Die "Operation Aderlass" hat Doping-Abgründe bei der Nordischen Ski-WM aufgedeckt und könnte auch noch andere Sportarten erfassen. Und wieder sind Österreicher in unrühmlicher Rolle mittendrin. Die beiden Langläufer Max Hauke und Dominik Baldauf sind unter den Festgenommenen.
Fahnder erwischten bei einer Razzia im WM-Ort Seefeld einen der beiden ÖSV-Langläufer kurz vor dem Wettkampf mit der Nadel im Arm, sieben Verdächtige wurden in Tirol und zwei in Erfurt festgenommen. "Es sind sicher auch noch andere Sportarten betroffen", sagte Dieter Csefan vom österreichischen Bundeskriminalamt (BK) am Mittwoch.
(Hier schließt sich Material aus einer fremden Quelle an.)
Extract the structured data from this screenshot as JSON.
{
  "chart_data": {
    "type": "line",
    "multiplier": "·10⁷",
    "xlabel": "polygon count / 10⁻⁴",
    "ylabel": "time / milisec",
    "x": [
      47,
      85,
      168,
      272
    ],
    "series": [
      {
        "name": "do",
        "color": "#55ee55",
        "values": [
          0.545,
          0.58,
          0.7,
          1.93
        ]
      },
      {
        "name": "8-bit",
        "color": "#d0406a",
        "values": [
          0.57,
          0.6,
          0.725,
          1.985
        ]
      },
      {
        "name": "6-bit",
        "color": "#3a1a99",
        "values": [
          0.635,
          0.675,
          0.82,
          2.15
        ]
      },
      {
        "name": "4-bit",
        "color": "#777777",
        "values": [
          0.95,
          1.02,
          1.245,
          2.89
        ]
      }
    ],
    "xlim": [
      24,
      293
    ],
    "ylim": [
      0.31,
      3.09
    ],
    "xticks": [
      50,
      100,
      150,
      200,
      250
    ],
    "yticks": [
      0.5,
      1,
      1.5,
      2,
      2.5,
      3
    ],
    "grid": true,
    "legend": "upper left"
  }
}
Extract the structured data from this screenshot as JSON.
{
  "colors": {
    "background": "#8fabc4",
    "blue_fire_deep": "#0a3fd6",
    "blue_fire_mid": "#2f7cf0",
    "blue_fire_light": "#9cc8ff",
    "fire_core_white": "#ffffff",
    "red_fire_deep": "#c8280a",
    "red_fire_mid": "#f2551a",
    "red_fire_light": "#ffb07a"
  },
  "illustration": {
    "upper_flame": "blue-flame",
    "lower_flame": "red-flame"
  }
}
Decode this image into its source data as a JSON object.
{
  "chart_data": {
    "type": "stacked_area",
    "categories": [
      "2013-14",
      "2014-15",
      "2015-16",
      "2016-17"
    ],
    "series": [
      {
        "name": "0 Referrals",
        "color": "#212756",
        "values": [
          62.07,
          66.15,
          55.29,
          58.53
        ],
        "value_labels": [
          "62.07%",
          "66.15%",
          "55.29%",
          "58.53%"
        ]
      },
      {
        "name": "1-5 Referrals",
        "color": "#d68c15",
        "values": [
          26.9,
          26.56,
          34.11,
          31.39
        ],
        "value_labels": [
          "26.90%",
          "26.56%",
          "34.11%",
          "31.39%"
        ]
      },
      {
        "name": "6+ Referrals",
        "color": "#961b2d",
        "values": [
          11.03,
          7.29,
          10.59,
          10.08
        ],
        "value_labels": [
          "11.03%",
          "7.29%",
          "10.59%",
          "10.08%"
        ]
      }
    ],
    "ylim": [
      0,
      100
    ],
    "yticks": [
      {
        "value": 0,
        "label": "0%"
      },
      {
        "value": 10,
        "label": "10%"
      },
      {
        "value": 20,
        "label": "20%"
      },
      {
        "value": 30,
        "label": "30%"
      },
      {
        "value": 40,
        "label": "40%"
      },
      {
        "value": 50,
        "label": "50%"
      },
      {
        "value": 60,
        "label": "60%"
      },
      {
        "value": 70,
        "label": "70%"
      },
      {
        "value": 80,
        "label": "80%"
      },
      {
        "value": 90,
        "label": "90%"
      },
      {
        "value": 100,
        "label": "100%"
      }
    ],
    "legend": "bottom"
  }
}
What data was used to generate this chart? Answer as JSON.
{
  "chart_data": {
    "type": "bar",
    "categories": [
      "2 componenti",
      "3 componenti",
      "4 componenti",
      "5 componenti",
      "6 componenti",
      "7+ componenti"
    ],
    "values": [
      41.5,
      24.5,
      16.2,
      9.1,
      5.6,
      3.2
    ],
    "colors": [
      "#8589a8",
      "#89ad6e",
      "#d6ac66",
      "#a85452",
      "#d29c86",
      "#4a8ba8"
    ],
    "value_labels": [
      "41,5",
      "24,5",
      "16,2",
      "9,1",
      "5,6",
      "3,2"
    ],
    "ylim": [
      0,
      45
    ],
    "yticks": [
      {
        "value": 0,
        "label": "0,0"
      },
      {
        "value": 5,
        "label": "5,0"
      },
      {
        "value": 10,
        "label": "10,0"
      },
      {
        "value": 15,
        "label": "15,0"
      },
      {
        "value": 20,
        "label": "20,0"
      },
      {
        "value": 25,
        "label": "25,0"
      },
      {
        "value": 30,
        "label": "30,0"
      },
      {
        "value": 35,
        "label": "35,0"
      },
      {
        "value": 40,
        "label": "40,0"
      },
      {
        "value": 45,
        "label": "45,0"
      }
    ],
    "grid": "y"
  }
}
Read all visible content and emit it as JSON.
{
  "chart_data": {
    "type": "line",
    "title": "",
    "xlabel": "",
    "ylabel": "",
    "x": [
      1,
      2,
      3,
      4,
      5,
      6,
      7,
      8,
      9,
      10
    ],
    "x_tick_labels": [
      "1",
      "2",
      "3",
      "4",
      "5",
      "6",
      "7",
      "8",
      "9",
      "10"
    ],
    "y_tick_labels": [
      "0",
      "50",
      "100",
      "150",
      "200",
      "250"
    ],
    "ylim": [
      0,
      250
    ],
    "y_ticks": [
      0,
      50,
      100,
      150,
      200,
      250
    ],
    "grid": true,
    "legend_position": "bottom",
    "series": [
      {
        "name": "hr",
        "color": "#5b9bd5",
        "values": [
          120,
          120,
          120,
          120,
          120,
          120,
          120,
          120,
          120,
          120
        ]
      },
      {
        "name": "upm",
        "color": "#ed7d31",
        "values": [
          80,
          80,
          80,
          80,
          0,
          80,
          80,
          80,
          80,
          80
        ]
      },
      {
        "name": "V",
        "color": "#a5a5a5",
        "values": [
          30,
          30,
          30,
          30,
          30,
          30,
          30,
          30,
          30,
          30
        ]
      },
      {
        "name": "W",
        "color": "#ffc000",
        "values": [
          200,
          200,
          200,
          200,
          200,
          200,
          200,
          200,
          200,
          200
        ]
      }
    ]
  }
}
Auslöser der neuen Ermittlungswelle waren die Enthüllungen des früheren Dopingsünders Johannes Dürr, einem österreichischen Langläufer.
"Uns ist es gelungen, auch einen Sportler auf frischer Tat zu erleben", sagte Dieter Csefan bei einer Pressekonferenz am Mittwoch in Innsbruck. Demnach sei der Sportler mit Bluttransfusion im Arm angetroffen und festgenommen wurden.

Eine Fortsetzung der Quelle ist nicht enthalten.